Starting in 2004, Ambaryan’s group, Our Law, conducted a year-long survey of living conditions for Lyuli in the Osh region. He estimated the Lyuli population in southern Kyrgyzstan at 3,500, with unemployment approaching 90 percent. Some Lyuli survive by farming their remaining parcels of land, or working as hired day laborers in the fields. Many have had to resort to begging or scavenging.

But despite all that Yangi Makhalla lacks – water, money, medical care, education in the Lyuli language – a less apparent shortage is more critical. Many residents have no identifying documents, leaving them without access to key government services.

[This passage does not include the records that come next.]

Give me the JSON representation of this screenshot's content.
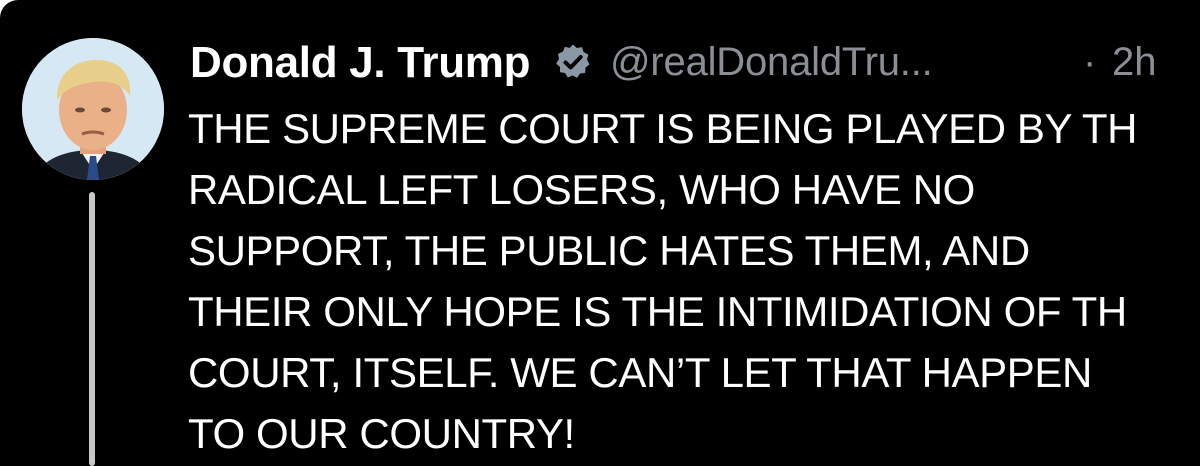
{
  "post": {
    "author": {
      "display_name": "Donald J. Trump",
      "handle": "@realDonaldTru...",
      "verified": true,
      "avatar_icon": "profile-photo"
    },
    "separator": "·",
    "time": "2h",
    "header_icon": "grok-icon",
    "text_lines": [
      "THE SUPREME COURT IS BEING PLAYED BY TH",
      "RADICAL LEFT LOSERS, WHO HAVE NO",
      "SUPPORT, THE PUBLIC HATES THEM, AND",
      "THEIR ONLY HOPE IS THE INTIMIDATION OF TH",
      "COURT, ITSELF. WE CAN’T LET THAT HAPPEN",
      "TO OUR COUNTRY!"
    ]
  },
  "colors": {
    "background": "#000000",
    "text": "#ffffff",
    "secondary_text": "#8b8f95",
    "verified_badge": "#8b98a5",
    "thread_line": "#c8c8c8"
  }
}
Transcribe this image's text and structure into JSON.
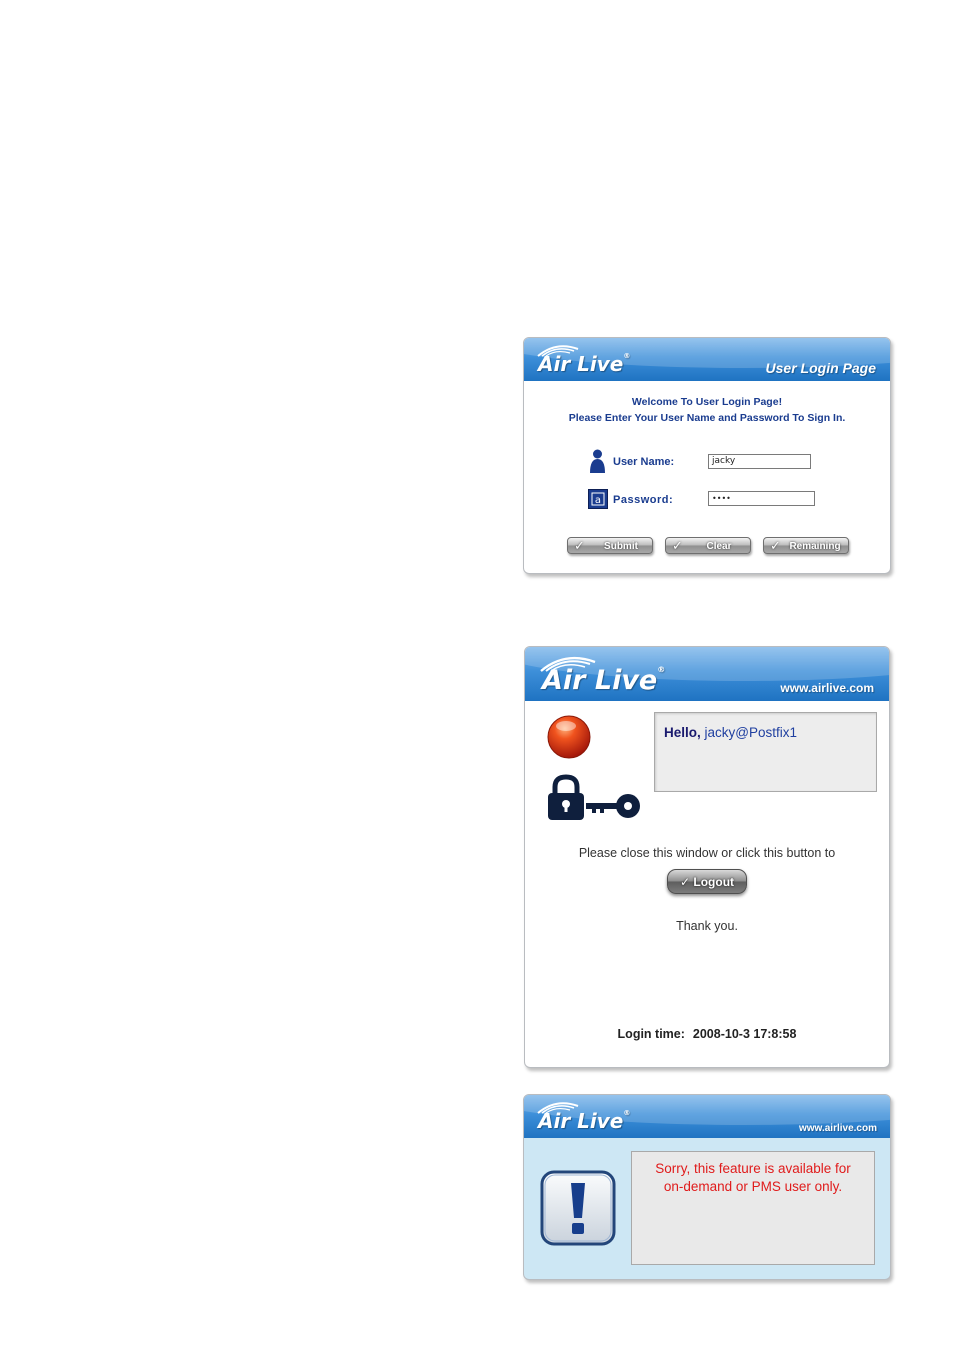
{
  "login_panel": {
    "logo": "Air Live",
    "logo_reg": "®",
    "header_title": "User Login Page",
    "welcome_line1": "Welcome To User Login Page!",
    "welcome_line2": "Please Enter Your User Name and Password To Sign In.",
    "username_label": "User Name:",
    "username_value": "jacky",
    "password_label": "Password:",
    "password_value": "••••",
    "buttons": {
      "submit": "Submit",
      "clear": "Clear",
      "remaining": "Remaining"
    },
    "icons": [
      "user-icon",
      "password-icon",
      "check-icon"
    ]
  },
  "success_panel": {
    "logo": "Air Live",
    "logo_reg": "®",
    "url": "www.airlive.com",
    "hello_label": "Hello,",
    "hello_user": "jacky@Postfix1",
    "close_text": "Please close this window or click this button to",
    "logout_label": "Logout",
    "thank_you": "Thank you.",
    "login_time_label": "Login time:",
    "login_time_value": "2008-10-3 17:8:58",
    "icons": [
      "status-red-icon",
      "lock-key-icon"
    ],
    "colors": {
      "status": "#e02a10",
      "lock": "#0f1f3d"
    }
  },
  "error_panel": {
    "logo": "Air Live",
    "logo_reg": "®",
    "url": "www.airlive.com",
    "message_line1": "Sorry, this feature is available for",
    "message_line2": "on-demand or PMS user only.",
    "icons": [
      "exclamation-icon"
    ],
    "colors": {
      "message": "#e01b1b",
      "background": "#cde7f4"
    }
  }
}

Despite being settled in Yangi Makhalla, many Lyuli fell through the cracks in the Soviet bureaucracy and did not register for passports. Those who did receive Soviet-era identification often cannot afford the cost of converting to new, Kyrgyz documents.

"I need to change my passport, but I have no money," said Israel Rzayev, an unemployed man who supports his family by farming a communal plot.

In a corrupt region where the police can stop passersby on any pretext, Urinov said, venturing far from home without a passport amounted to an invitation to extortion. A detained Lyuli, he said, "might be right, but he’s already in the wrong, because he has no documents." Finding employment without papers is also difficult, Urinov added.

The wife of the local mullah agreed. "If someone goes to work in the bazaar and the police come and ask for documents, he will pay a big fine," she said.

Birth certificates are arguably even more important, since they offer newborns access to government benefits, and, eventually, passports of their own. But the cost of maternity hospitals leads many Lyuli to give birth at home, meaning their children are often not registered.

In its survey of approximately 400 families, Ambaryan’s group found that 45 percent of the community’s children did not receive government support because they lacked proof of birth. "This is already the third generation without documents," he said.

Rzayev and other Lyuli parents outlined a vicious cycle in which the lack of documents precluded the possibility of obtaining employment or state benefits, which in turn denied their children any opportunity to improve their lives. "Snow is coming soon – but we don’t have anything [warm] to put on the kids’ feet," Rzayev said, adding that this meant his children would probably not go to school in the winter.

As part of its study, Our Law supported a legal challenge by a family of five that was completely without documents, eventually winning a judgment that the Kyrgyz authorities should issue the plaintiffs identification. Ambaryan hoped the case would serve as a precedent. In the meantime, Kadryan said Kyrgyzstan’s Lyuli community would continue to eke out a life on the margins. "People don’t live here – they just survive," she said. "And people survive however they can."

Editor’s Note: Daniel Sershen is a freelance journalist based in Bishkek.